1. Purpose
This policy establishes privacy obligations for third-party vendors that access, process, or store Speak AI Inc.'s data. It ensures compliance with applicable privacy laws and regulatory requirements while protecting sensitive information from unauthorized use or disclosure.
2. Scope
This policy applies to all third-party vendors, contractors, and service providers engaged by Speak AI Inc. that have access to personal, confidential, or proprietary data.
3. Privacy Obligations
3.1 Data Use & Limitation
Third parties may only use Speak AI Inc.'s data for the specific purpose defined in their contractual agreements.
Any secondary use, processing, or transfer of data must receive prior written approval from Speak AI Inc.
Vendors must implement industry-standard security measures to prevent unauthorized data access, processing, or sharing.
3.2 Data Retention & Disposal
Third parties must securely store data only for the duration necessary to fulfill contractual obligations.
Upon contract termination or request, vendors must securely delete all data in accordance with Speak AI Inc.'s Records Retention Policy.
All data disposal processes must comply with industry standards and regulatory requirements.
3.3 Data Disclosure & Sharing
Third parties must not disclose Speak AI Inc.’s data to any unauthorized entity.
If required by law, disclosure of data must be preceded by notifying Speak AI Inc. in writing unless legally prohibited.
Vendors must ensure that any subcontractors handling Speak AI Inc.'s data comply with equivalent privacy and security requirements.
3.4 Compliance with Privacy Laws
Third parties must adhere to applicable data protection regulations, including GDPR, CCPA, and other relevant privacy laws.
Vendors must support Speak AI Inc. in responding to data subject rights requests, including access, correction, and deletion of personal data.
Any security incidents or data breaches must be reported to Speak AI Inc. within 24 hours of detection.
4. Security Controls
Vendors must implement encryption for data in transit and at rest as per Speak AI Inc.'s Encryption Policy.
Multi-factor authentication (MFA) must be enforced for accessing sensitive data.
Vendors must conduct periodic audits to ensure compliance with security and privacy policies.
5. Compliance & Enforcement
Speak AI Inc. reserves the right to audit third-party vendors for compliance with this policy.
Non-compliance may result in contract termination, legal action, or other remedial measures.
Vendors must provide documentation upon request to demonstrate compliance with privacy and security obligations.

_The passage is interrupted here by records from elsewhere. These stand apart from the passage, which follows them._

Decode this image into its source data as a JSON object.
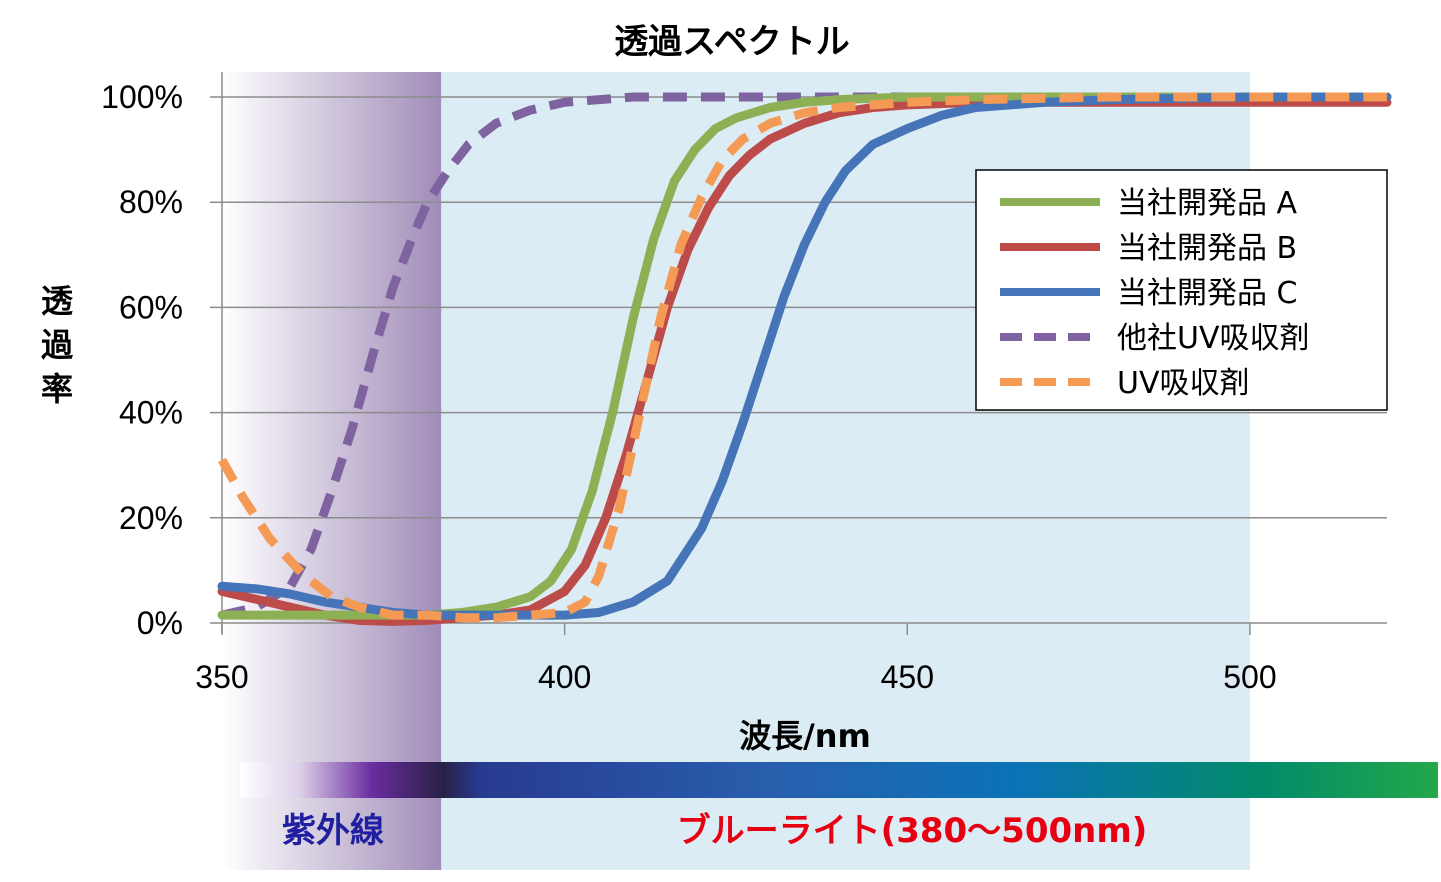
{
  "chart_data": {
    "type": "line",
    "title": "透過スペクトル",
    "xlabel": "波長/nm",
    "ylabel": "透過率",
    "xlim": [
      350,
      520
    ],
    "ylim": [
      0,
      100
    ],
    "xticks": [
      "350",
      "400",
      "450",
      "500"
    ],
    "yticks": [
      "0%",
      "20%",
      "40%",
      "60%",
      "80%",
      "100%"
    ],
    "grid": "horizontal",
    "legend": "right",
    "regions": [
      {
        "label": "紫外線",
        "range": [
          350,
          382
        ]
      },
      {
        "label": "ブルーライト(380〜500nm)",
        "range": [
          382,
          500
        ]
      }
    ],
    "series": [
      {
        "name": "当社開発品 A",
        "color": "#8db054",
        "style": "solid",
        "x": [
          350,
          360,
          370,
          380,
          385,
          390,
          395,
          398,
          401,
          404,
          407,
          410,
          413,
          416,
          419,
          422,
          425,
          430,
          435,
          440,
          450,
          460,
          470,
          480,
          500,
          520
        ],
        "y": [
          1.5,
          1.5,
          1.5,
          1.5,
          2,
          3,
          5,
          8,
          14,
          25,
          40,
          58,
          73,
          84,
          90,
          94,
          96,
          98,
          99,
          99.5,
          100,
          100,
          100,
          100,
          100,
          100
        ]
      },
      {
        "name": "当社開発品 B",
        "color": "#bc4b49",
        "style": "solid",
        "x": [
          350,
          355,
          360,
          365,
          370,
          375,
          380,
          385,
          390,
          395,
          400,
          403,
          406,
          409,
          412,
          415,
          418,
          421,
          424,
          427,
          430,
          435,
          440,
          445,
          450,
          460,
          480,
          500,
          520
        ],
        "y": [
          6,
          4.5,
          3,
          1.5,
          0.5,
          0.3,
          0.5,
          1,
          1.5,
          2.5,
          6,
          11,
          20,
          32,
          46,
          60,
          71,
          79,
          85,
          89,
          92,
          95,
          97,
          98,
          98.5,
          99,
          99,
          99,
          99
        ]
      },
      {
        "name": "当社開発品 C",
        "color": "#4674b8",
        "style": "solid",
        "x": [
          350,
          355,
          360,
          365,
          370,
          375,
          380,
          390,
          400,
          405,
          410,
          415,
          420,
          423,
          426,
          429,
          432,
          435,
          438,
          441,
          445,
          450,
          455,
          460,
          470,
          480,
          500,
          520
        ],
        "y": [
          7,
          6.5,
          5.5,
          4,
          3,
          2,
          1.5,
          1.5,
          1.5,
          2,
          4,
          8,
          18,
          27,
          38,
          50,
          62,
          72,
          80,
          86,
          91,
          94,
          96.5,
          98,
          99,
          99.5,
          100,
          100
        ]
      },
      {
        "name": "他社UV吸収剤",
        "color": "#7e63a0",
        "style": "dashed",
        "x": [
          350,
          355,
          360,
          363,
          366,
          369,
          372,
          375,
          378,
          380,
          383,
          386,
          390,
          395,
          400,
          410,
          420,
          430,
          440,
          520
        ],
        "y": [
          1.5,
          3,
          7,
          14,
          25,
          37,
          51,
          64,
          74,
          80,
          86,
          91,
          95,
          97.5,
          99,
          100,
          100,
          100,
          100,
          100
        ]
      },
      {
        "name": "UV吸収剤",
        "color": "#f59a54",
        "style": "dashed",
        "x": [
          350,
          353,
          357,
          362,
          366,
          370,
          375,
          380,
          385,
          390,
          395,
          400,
          403,
          405,
          408,
          411,
          414,
          417,
          420,
          423,
          426,
          430,
          435,
          440,
          450,
          460,
          480,
          500,
          520
        ],
        "y": [
          31,
          24,
          16,
          9,
          5,
          3,
          1.5,
          1.5,
          1,
          1,
          1.5,
          2,
          4,
          9,
          22,
          40,
          58,
          72,
          81,
          88,
          92,
          95,
          97,
          98,
          99,
          99.5,
          100,
          100,
          100
        ]
      }
    ]
  }
}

6. References & Supporting Documents
Speak AI Privacy Policy: https://speakai.co/privacy-policy/
Speak AI Encryption Policy: https://help.speakai.co/en/articles/9367850-encryption-policy
Speak AI Records Retention Policy: https://help.speakai.co/en/articles/10504174-records-retention-policy
7. Contact Information For inquiries regarding third-party data privacy obligations, contact [email protected].
This policy is subject to periodic review and updates to align with evolving regulatory and security requirements.